Thrombospondin-4 (TSP-4 or Thbs4) and cartilage oligomeric matrix protein (COMP) are members of thrombospondin gene family (Lawler et al., 1993). Hauser et al. (1995) found that pentameric TSP-4 consisted in bovine tendon ECM in 1995. It was shown by Södersten et al. (2006) that both TSP-4 and COMP existed in equine tendon and were unable to be parted under non-reducing conditions, indicating hetero-oligomers formed via connection of disulfide bridges. Frolova et al. (2014) found that larger tendon collagen fibrils were over-represented in Thbs4–/– than wild-type mice. Thbs4–/– mice had smaller soleus muscles and reduced grip strength of their hind and forelimbs compared with wild-type mice. It suggests that the deficiency of TSP-4 changed the regulation of the composition of the ECM in tendons and muscles. The function of COMP is unclear, but it is considered to provide integrity to the structure of ECM (Södersten et al., 2005). In addition, COMP and TSP-4 can be expressed as an answer to mechanical load (Södersten et al., 2007).

Decorin (DCN) is a member of small leucine-rich proteoglycans (SLRP) family, distributed in the connective tissues. Samiric et al. (2004) found that DCN was the core protein of about 80% proteoglycan in fresh tendons through amino acid sequence analysis. Svensson et al. (1995) found that DCN mainly interacted with Col I fibrils through 4 to 5 leucine-rich repeats to influence the diameter of fibrils and form thinner fibers. Elliott et al. (2003) studied the tail tendon of DCN knockout mice and found that the viscoelastic properties showed greater and faster stress relaxation in DCN–/– mice compared to the control group.
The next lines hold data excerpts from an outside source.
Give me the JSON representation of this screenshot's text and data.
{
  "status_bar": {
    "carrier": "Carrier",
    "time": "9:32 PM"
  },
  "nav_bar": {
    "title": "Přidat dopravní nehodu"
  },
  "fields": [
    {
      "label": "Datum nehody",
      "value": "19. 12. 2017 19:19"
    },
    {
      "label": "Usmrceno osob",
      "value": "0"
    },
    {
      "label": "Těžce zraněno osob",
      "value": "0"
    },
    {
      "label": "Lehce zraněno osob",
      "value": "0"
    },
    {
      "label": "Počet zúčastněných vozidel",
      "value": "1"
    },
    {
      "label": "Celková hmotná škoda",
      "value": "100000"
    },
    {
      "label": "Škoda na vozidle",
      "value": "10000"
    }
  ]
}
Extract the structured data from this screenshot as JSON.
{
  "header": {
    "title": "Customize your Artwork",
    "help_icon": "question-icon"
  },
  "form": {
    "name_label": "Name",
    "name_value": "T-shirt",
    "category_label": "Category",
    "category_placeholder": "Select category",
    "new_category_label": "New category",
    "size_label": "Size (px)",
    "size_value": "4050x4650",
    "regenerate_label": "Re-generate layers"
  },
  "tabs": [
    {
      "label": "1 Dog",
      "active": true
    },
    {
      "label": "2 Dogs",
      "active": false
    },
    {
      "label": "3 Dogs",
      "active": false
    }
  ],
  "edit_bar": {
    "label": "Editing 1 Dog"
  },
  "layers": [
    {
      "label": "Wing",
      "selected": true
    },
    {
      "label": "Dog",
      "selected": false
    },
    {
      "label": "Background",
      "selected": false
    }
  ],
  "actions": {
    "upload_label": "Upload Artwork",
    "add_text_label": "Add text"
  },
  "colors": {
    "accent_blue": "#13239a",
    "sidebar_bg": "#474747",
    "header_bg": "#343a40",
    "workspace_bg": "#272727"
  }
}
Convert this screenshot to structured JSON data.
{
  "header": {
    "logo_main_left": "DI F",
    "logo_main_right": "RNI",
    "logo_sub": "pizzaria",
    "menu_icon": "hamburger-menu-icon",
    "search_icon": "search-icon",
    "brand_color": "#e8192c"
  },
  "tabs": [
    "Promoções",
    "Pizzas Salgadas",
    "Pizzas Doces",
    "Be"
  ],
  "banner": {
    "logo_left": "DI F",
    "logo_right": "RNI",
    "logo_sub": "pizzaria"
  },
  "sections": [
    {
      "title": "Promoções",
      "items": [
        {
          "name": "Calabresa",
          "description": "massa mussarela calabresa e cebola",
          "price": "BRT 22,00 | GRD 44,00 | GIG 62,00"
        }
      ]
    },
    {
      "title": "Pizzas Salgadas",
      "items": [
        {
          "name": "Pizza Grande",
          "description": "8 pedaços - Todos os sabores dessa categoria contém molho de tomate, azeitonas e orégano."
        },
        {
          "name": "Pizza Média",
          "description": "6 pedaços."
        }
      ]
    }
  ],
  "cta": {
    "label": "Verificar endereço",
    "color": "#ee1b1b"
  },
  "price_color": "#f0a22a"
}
DCN also antagonizes the synthesis of pathological collagen and plays the neutralization by down-regulating TGF-β1 (Abbah et al., 2016).

Tenascin C (TnC) is an ECM glycoprotein existing in mature and growing tendons (Kardon, 1998). TnC binds to a variety of surface receptors, for instance, integrins and other components of ECM, and thus participates in the regulation of cell-matrix interactions (Jones and Jones, 2000). It suggests that TnC is instrumental in the correct localization and alignment of collagen fibers in the tendon (Mackie and Ramsey, 1996).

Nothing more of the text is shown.